A few weeks ago I finally finished the novel I'd been slowly moving through for months, Doris Lessing's The Golden Notebook.  The novel follows Anna Wulf, a one-time best-selling novelist, semi-committed communist, divorcee, and single mother living in London in the 1950s.  In an attempt to prevent herself from slipping into mental and emotional chaos, she divides her writing into 5 different journals: a black notebook for her creative life, a red book for her political life (get it?  Red!  She's a communist!), a yellow book for her emotional life, a blue book for her day to day life, and eventually a redemptive golden notebook (hey, that's the title of the book!)  Through Anna's eyes we see the fall of the communist ideology in the West during Stalin's reign, and the moral ambiguity that formerly ideological socialists undergo when they realise that the implementation of communism does not match their idealism.  We also witness a time of slow change for the marital state and women's position in society.

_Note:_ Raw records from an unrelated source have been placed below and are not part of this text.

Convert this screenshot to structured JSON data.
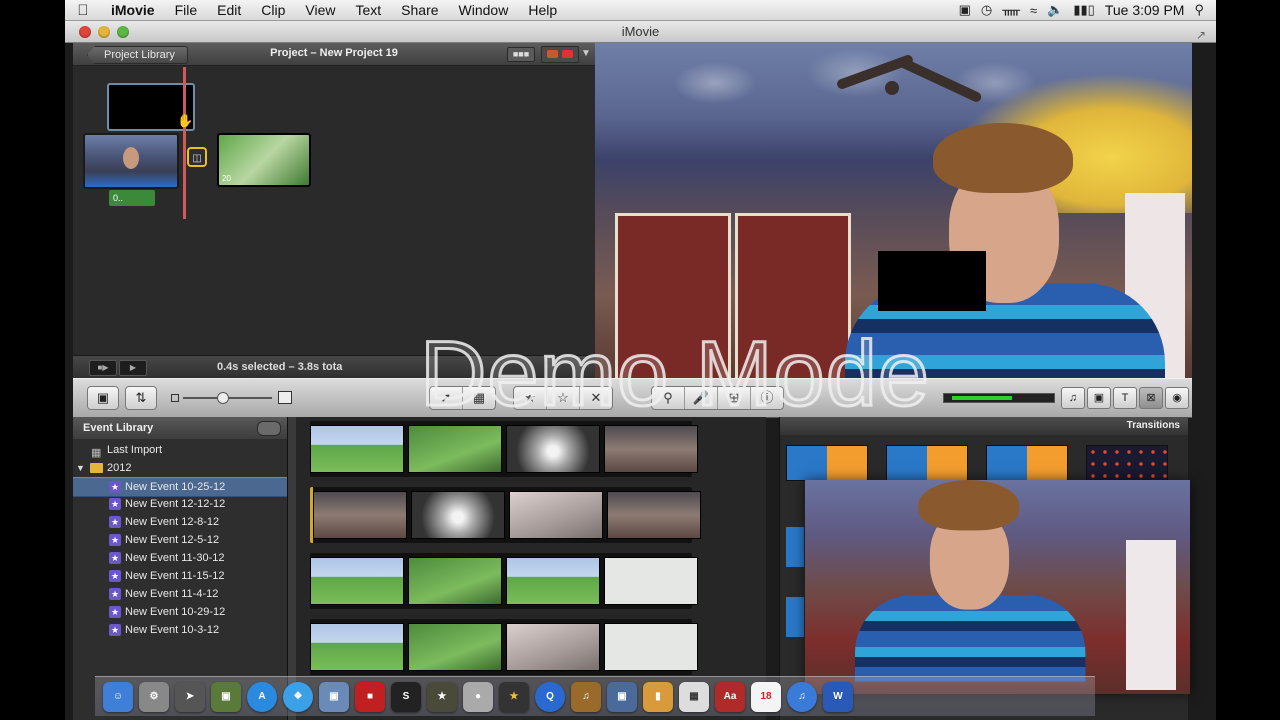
{
  "menubar": {
    "apple_icon": "apple-logo",
    "app_name": "iMovie",
    "items": [
      "File",
      "Edit",
      "Clip",
      "View",
      "Text",
      "Share",
      "Window",
      "Help"
    ],
    "clock": "Tue 3:09 PM",
    "status_icons": [
      "camera-icon",
      "time-machine-icon",
      "bluetooth-icon",
      "wifi-icon",
      "volume-icon",
      "battery-icon",
      "spotlight-icon"
    ]
  },
  "window": {
    "title": "iMovie"
  },
  "project": {
    "back_button": "Project Library",
    "title": "Project – New Project 19",
    "clip_duration": "20",
    "title_badge": "0..",
    "selection_info": "0.4s selected – 3.8s tota"
  },
  "watermark": {
    "text": "Demo Mode"
  },
  "event_library": {
    "header": "Event Library",
    "last_import": "Last Import",
    "year_folder": "2012",
    "events": [
      "New Event 10-25-12",
      "New Event 12-12-12",
      "New Event 12-8-12",
      "New Event 12-5-12",
      "New Event 11-30-12",
      "New Event 11-15-12",
      "New Event 11-4-12",
      "New Event 10-29-12",
      "New Event 10-3-12"
    ],
    "selected_index": 0
  },
  "transitions": {
    "header": "Transitions"
  },
  "dock": {
    "icons": [
      "finder",
      "system-preferences",
      "launchpad",
      "photo-booth",
      "app-store",
      "safari",
      "preview",
      "photoshop",
      "slender",
      "call-of-duty",
      "disk-utility",
      "imovie",
      "quicktime",
      "garageband",
      "iphoto",
      "ibooks",
      "calculator",
      "dictionary",
      "calendar",
      "itunes",
      "word"
    ],
    "calendar_day": "18",
    "dictionary_label": "Aa"
  },
  "colors": {
    "selection": "#4b6891",
    "playhead": "#d05a5a",
    "transition_border": "#e7c21e",
    "event_star": "#6b57c6",
    "folder": "#e5b43c"
  }
}
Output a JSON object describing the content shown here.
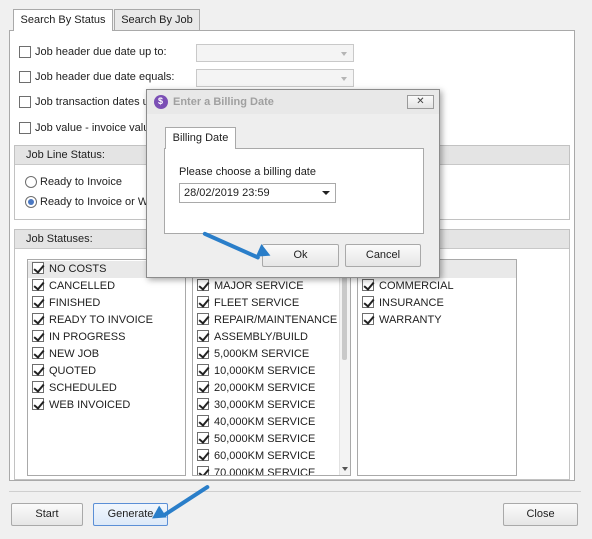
{
  "tabs": [
    {
      "label": "Search By Status",
      "active": true
    },
    {
      "label": "Search By Job",
      "active": false
    }
  ],
  "filters": [
    {
      "label": "Job header due date up to:",
      "checked": false
    },
    {
      "label": "Job header due date equals:",
      "checked": false
    },
    {
      "label": "Job transaction dates u",
      "checked": false
    },
    {
      "label": "Job value - invoice valu",
      "checked": false
    }
  ],
  "job_line_status": {
    "title": "Job Line Status:",
    "options": [
      {
        "label": "Ready to Invoice",
        "selected": false
      },
      {
        "label": "Ready to Invoice or W",
        "selected": true
      }
    ]
  },
  "job_statuses": {
    "title": "Job Statuses:",
    "list1": [
      {
        "label": "NO COSTS",
        "checked": true
      },
      {
        "label": "CANCELLED",
        "checked": true
      },
      {
        "label": "FINISHED",
        "checked": true
      },
      {
        "label": "READY TO INVOICE",
        "checked": true
      },
      {
        "label": "IN PROGRESS",
        "checked": true
      },
      {
        "label": "NEW JOB",
        "checked": true
      },
      {
        "label": "QUOTED",
        "checked": true
      },
      {
        "label": "SCHEDULED",
        "checked": true
      },
      {
        "label": "WEB INVOICED",
        "checked": true
      }
    ],
    "list2": [
      {
        "label": "MAJOR SERVICE",
        "checked": true
      },
      {
        "label": "FLEET SERVICE",
        "checked": true
      },
      {
        "label": "REPAIR/MAINTENANCE",
        "checked": true
      },
      {
        "label": "ASSEMBLY/BUILD",
        "checked": true
      },
      {
        "label": "5,000KM SERVICE",
        "checked": true
      },
      {
        "label": "10,000KM SERVICE",
        "checked": true
      },
      {
        "label": "20,000KM SERVICE",
        "checked": true
      },
      {
        "label": "30,000KM SERVICE",
        "checked": true
      },
      {
        "label": "40,000KM SERVICE",
        "checked": true
      },
      {
        "label": "50,000KM SERVICE",
        "checked": true
      },
      {
        "label": "60,000KM SERVICE",
        "checked": true
      },
      {
        "label": "70,000KM SERVICE",
        "checked": true
      }
    ],
    "list3": [
      {
        "label": "COMMERCIAL",
        "checked": true
      },
      {
        "label": "INSURANCE",
        "checked": true
      },
      {
        "label": "WARRANTY",
        "checked": true
      }
    ]
  },
  "buttons": {
    "start": "Start",
    "generate": "Generate",
    "close": "Close"
  },
  "dialog": {
    "title": "Enter a Billing Date",
    "tab": "Billing Date",
    "prompt": "Please choose a billing date",
    "date_value": "28/02/2019 23:59",
    "ok": "Ok",
    "cancel": "Cancel",
    "close_glyph": "✕"
  },
  "colors": {
    "annotation_arrow": "#2a7ec9",
    "app_icon": "#7b4fb5"
  }
}
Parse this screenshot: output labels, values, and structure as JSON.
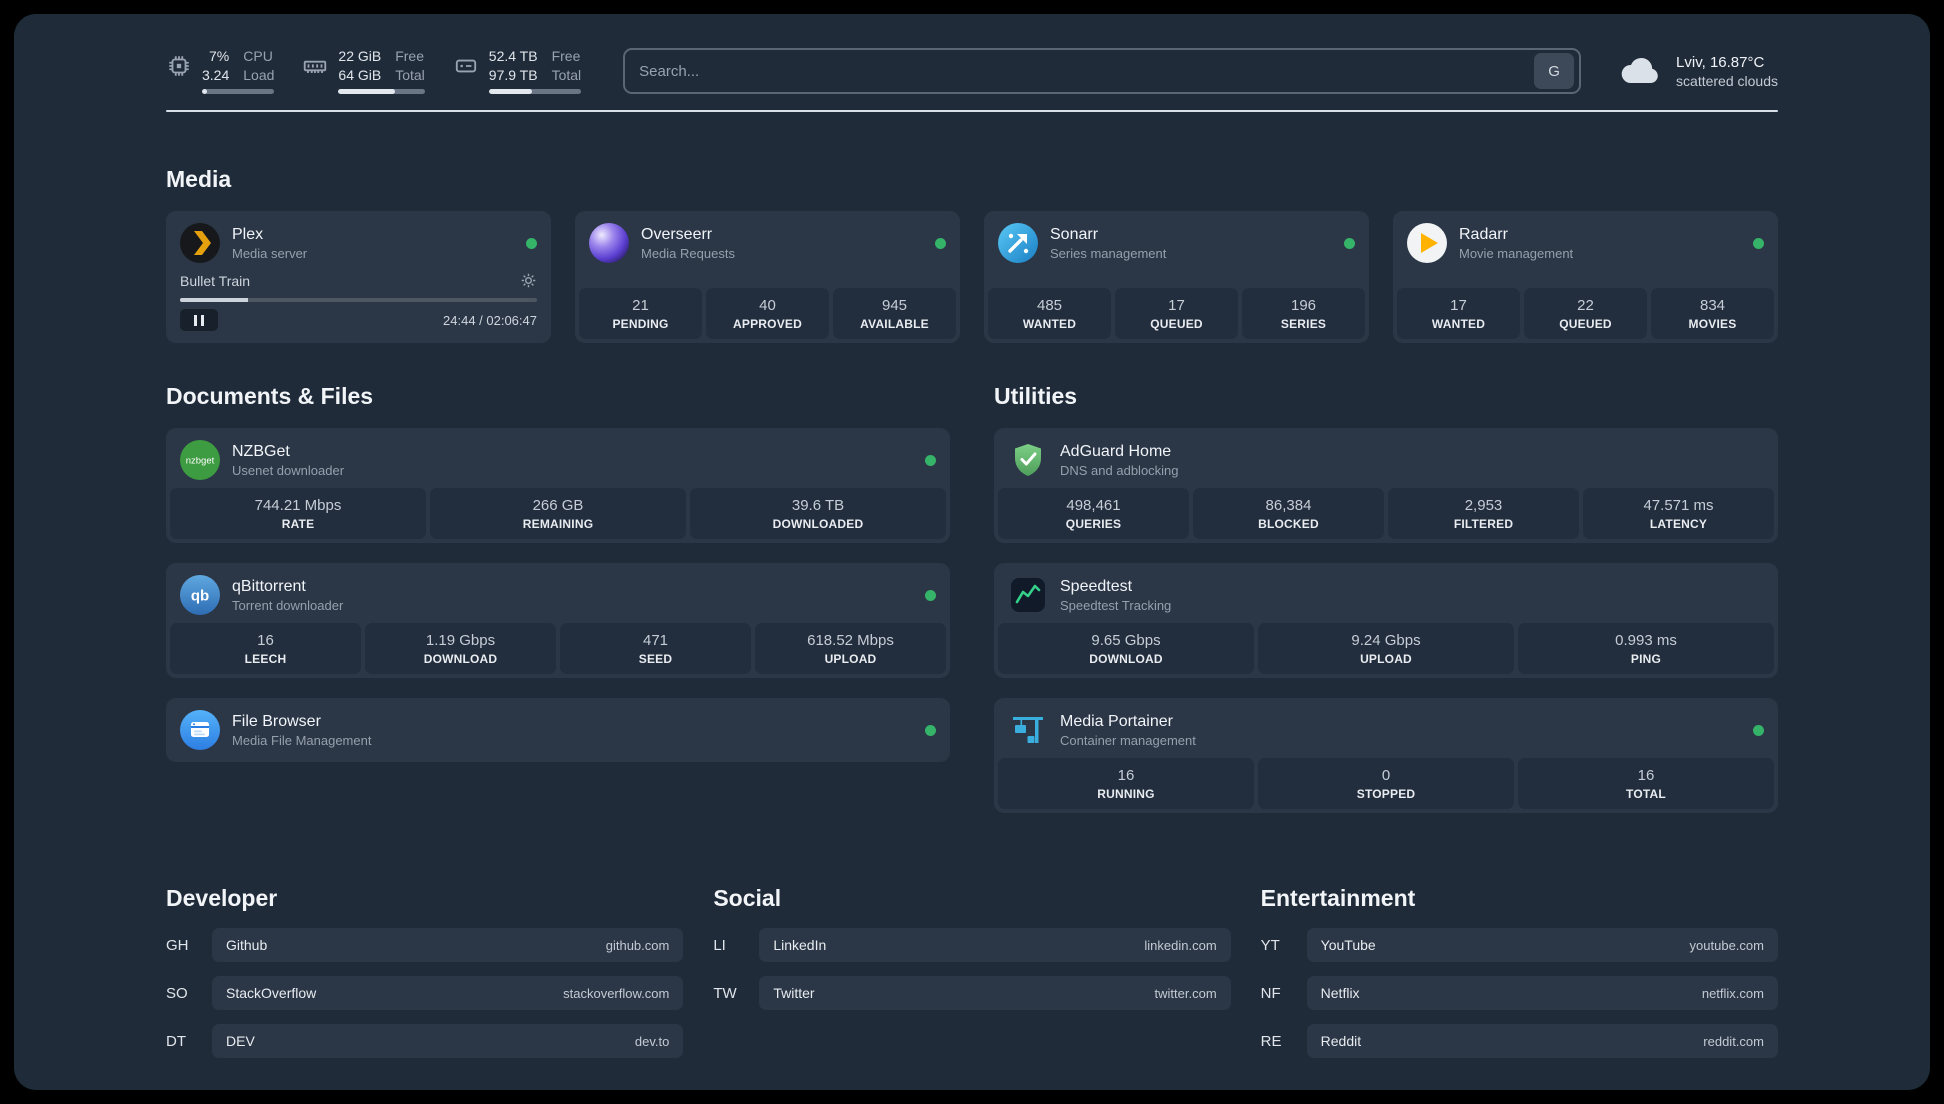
{
  "topbar": {
    "cpu": {
      "percent": "7%",
      "load_value": "3.24",
      "label_top": "CPU",
      "label_bottom": "Load",
      "bar_fill": 7
    },
    "memory": {
      "free": "22 GiB",
      "total": "64 GiB",
      "label_top": "Free",
      "label_bottom": "Total",
      "bar_fill": 66
    },
    "disk": {
      "free": "52.4 TB",
      "total": "97.9 TB",
      "label_top": "Free",
      "label_bottom": "Total",
      "bar_fill": 47
    },
    "search": {
      "placeholder": "Search...",
      "button_label": "G"
    },
    "weather": {
      "location": "Lviv, 16.87°C",
      "condition": "scattered clouds"
    }
  },
  "media": {
    "title": "Media",
    "plex": {
      "name": "Plex",
      "subtitle": "Media server",
      "now_playing": "Bullet Train",
      "time": "24:44 / 02:06:47",
      "progress": 19
    },
    "overseerr": {
      "name": "Overseerr",
      "subtitle": "Media Requests",
      "stats": [
        {
          "value": "21",
          "label": "PENDING"
        },
        {
          "value": "40",
          "label": "APPROVED"
        },
        {
          "value": "945",
          "label": "AVAILABLE"
        }
      ]
    },
    "sonarr": {
      "name": "Sonarr",
      "subtitle": "Series management",
      "stats": [
        {
          "value": "485",
          "label": "WANTED"
        },
        {
          "value": "17",
          "label": "QUEUED"
        },
        {
          "value": "196",
          "label": "SERIES"
        }
      ]
    },
    "radarr": {
      "name": "Radarr",
      "subtitle": "Movie management",
      "stats": [
        {
          "value": "17",
          "label": "WANTED"
        },
        {
          "value": "22",
          "label": "QUEUED"
        },
        {
          "value": "834",
          "label": "MOVIES"
        }
      ]
    }
  },
  "docs": {
    "title": "Documents & Files",
    "nzbget": {
      "name": "NZBGet",
      "subtitle": "Usenet downloader",
      "stats": [
        {
          "value": "744.21 Mbps",
          "label": "RATE"
        },
        {
          "value": "266 GB",
          "label": "REMAINING"
        },
        {
          "value": "39.6 TB",
          "label": "DOWNLOADED"
        }
      ]
    },
    "qbittorrent": {
      "name": "qBittorrent",
      "subtitle": "Torrent downloader",
      "stats": [
        {
          "value": "16",
          "label": "LEECH"
        },
        {
          "value": "1.19 Gbps",
          "label": "DOWNLOAD"
        },
        {
          "value": "471",
          "label": "SEED"
        },
        {
          "value": "618.52 Mbps",
          "label": "UPLOAD"
        }
      ]
    },
    "filebrowser": {
      "name": "File Browser",
      "subtitle": "Media File Management"
    }
  },
  "utils": {
    "title": "Utilities",
    "adguard": {
      "name": "AdGuard Home",
      "subtitle": "DNS and adblocking",
      "stats": [
        {
          "value": "498,461",
          "label": "QUERIES"
        },
        {
          "value": "86,384",
          "label": "BLOCKED"
        },
        {
          "value": "2,953",
          "label": "FILTERED"
        },
        {
          "value": "47.571 ms",
          "label": "LATENCY"
        }
      ]
    },
    "speedtest": {
      "name": "Speedtest",
      "subtitle": "Speedtest Tracking",
      "stats": [
        {
          "value": "9.65 Gbps",
          "label": "DOWNLOAD"
        },
        {
          "value": "9.24 Gbps",
          "label": "UPLOAD"
        },
        {
          "value": "0.993 ms",
          "label": "PING"
        }
      ]
    },
    "portainer": {
      "name": "Media Portainer",
      "subtitle": "Container management",
      "stats": [
        {
          "value": "16",
          "label": "RUNNING"
        },
        {
          "value": "0",
          "label": "STOPPED"
        },
        {
          "value": "16",
          "label": "TOTAL"
        }
      ]
    }
  },
  "bookmarks": {
    "developer": {
      "title": "Developer",
      "items": [
        {
          "abbr": "GH",
          "name": "Github",
          "url": "github.com"
        },
        {
          "abbr": "SO",
          "name": "StackOverflow",
          "url": "stackoverflow.com"
        },
        {
          "abbr": "DT",
          "name": "DEV",
          "url": "dev.to"
        }
      ]
    },
    "social": {
      "title": "Social",
      "items": [
        {
          "abbr": "LI",
          "name": "LinkedIn",
          "url": "linkedin.com"
        },
        {
          "abbr": "TW",
          "name": "Twitter",
          "url": "twitter.com"
        }
      ]
    },
    "entertainment": {
      "title": "Entertainment",
      "items": [
        {
          "abbr": "YT",
          "name": "YouTube",
          "url": "youtube.com"
        },
        {
          "abbr": "NF",
          "name": "Netflix",
          "url": "netflix.com"
        },
        {
          "abbr": "RE",
          "name": "Reddit",
          "url": "reddit.com"
        }
      ]
    }
  }
}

The novel is 576 pages of tiny print, and with no dominant plot-line, it moves very slowly.  Not a book for literary lightweights.  The narrative is meandering and incredibly dense, which might not sound like a good thing, but fortunately the narrative is delightfully meandering and dense.  Initially, I found my attention wandering to other books as I questioned the relevance of the novel, and was slightly put off by the choppy format.  What eventually hooked me in was Lessing's detailed, complex, and vivid character sketches.  Let's be honest, wonderful and compelling characters are very common in children's literature, but become rarities in adult literature.  Lessing broke through my lack of expectations with beautifully drawn secondary characters, but most importantly with the complicated, shrewd, and intensely relatable, Anna Wulf.  Anna's wit, intelligence, and insight lead you through the novel when the narrative slows down.  A million little clever insights run through Anna's narrative and make it impossible to breeze through the lengthy novel; each one deserves focus and thought.

This book is a writer's book.  The format is comprised of five different journals and a short novella, chopped up and alternated throughout the text, making the novel a narratological academic's dream.  The book is as much about writing as it is about psychology, feminism, and political commitment.  It's the kind of book that makes you want to put pen to paper.

The Golden Notebook is very much of it's time: we watch the reaction in the communist party to Stalin's death, and pity Anna and her single friend for being branded loose women simply because they are not married (they are a bit loose, but that's not the point). But there is plenty in the novel modern readers will find relatable, from Anna's struggle to commit to a political cause and her weary attempts to balance political idealism and realism, to her attempt to distance her own self-perception from the misogynist, Madonna/whore perceptions of her held by the men she sleeps with. 

The only real part of the novel I felt distanced from was the ending, involving a disturbing sexual partner and Anna's further descent into madness.  I felt less connected to Anna in this section; as she loses herself in her partner, she lost a bit of her relatability.

However, there are not many 576-page long novels that you don't want to end.  I spent a long time meandering in Anna's mind, and I would have happily meandered longer.